5. The engineering geological surface crack depth measuring device according to claim 3, characterized in that, The measuring mechanism includes a first connecting rod (3), the top end of the first connecting rod (3) is fixedly connected to the middle of the bottom end of the I-beam slide bar (34), a support base plate (15) is hinged to the bottom end of the first connecting rod (3), a depth measuring instrument (16) is fixedly connected to the middle of the bottom end of the support base plate (15), a first leveling part is provided at the top end of the support base plate (15), and a second leveling part is provided at the bottom end of the support base plate (15).
6. The engineering geological surface crack depth measuring device according to claim 5, characterized in that, The first leveling part includes a plurality of hydraulic struts (14), which are equally spaced along the circumference of the first connecting rod (3). The top end of the hydraulic strut (14) is ball-jointed to the outer wall of the first connecting rod (3), and the bottom end of the hydraulic strut (14) is ball-jointed to the outer edge of the top end of the support base plate (15). The second leveling part includes a plurality of balancing hydraulic cylinders (17), the piston ends of the plurality of balancing hydraulic cylinders (17) are respectively fixedly connected to the four corners of the bottom end of the support base plate (15), and the bottom end of the balancing hydraulic cylinders (17) is fixedly connected to a moving wheel (39).

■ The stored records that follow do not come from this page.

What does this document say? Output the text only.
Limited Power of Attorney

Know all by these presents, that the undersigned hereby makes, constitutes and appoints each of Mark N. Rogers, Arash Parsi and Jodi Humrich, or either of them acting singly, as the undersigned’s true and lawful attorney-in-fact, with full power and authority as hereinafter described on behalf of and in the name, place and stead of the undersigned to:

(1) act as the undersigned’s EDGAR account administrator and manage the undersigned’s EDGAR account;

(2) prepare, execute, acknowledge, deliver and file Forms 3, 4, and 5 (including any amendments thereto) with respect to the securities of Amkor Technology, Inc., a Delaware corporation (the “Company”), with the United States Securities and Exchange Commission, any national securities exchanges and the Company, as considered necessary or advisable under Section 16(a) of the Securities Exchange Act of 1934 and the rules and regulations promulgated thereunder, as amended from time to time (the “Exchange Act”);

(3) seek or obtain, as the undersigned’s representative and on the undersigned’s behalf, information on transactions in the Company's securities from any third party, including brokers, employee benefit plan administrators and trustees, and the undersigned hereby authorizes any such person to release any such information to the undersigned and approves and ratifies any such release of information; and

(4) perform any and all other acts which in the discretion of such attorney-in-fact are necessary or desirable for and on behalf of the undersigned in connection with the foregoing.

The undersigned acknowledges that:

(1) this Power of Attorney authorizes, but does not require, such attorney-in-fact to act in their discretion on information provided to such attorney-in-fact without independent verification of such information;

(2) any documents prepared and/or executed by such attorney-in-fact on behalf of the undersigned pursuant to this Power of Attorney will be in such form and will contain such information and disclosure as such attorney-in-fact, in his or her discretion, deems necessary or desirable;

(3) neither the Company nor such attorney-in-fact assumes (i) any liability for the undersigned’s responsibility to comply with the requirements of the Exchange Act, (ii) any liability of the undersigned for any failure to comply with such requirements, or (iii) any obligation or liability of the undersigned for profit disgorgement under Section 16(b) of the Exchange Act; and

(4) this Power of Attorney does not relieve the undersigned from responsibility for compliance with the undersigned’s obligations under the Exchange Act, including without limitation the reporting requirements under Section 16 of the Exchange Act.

7. The engineering geological surface crack depth measuring device according to claim 1, characterized in that, The top of the second load-bearing rod (23) is fixedly connected to the side away from the third load-bearing rod (25) with a first insert rod (41). The first movable toothed rod (4) is provided with a first slot (24), and the first insert rod (41) is adapted to the first slot (24).
8. The engineering geological surface crack depth measuring device according to claim 1, characterized in that, The sixth load-bearing rod (46) has a second insert rod (42) fixedly connected to the side away from the fourth load-bearing rod (43) at its top end. The first moving toothed rod (4) has a second slot (40) provided on it. The second insert rod (42) is adapted to the second slot (40).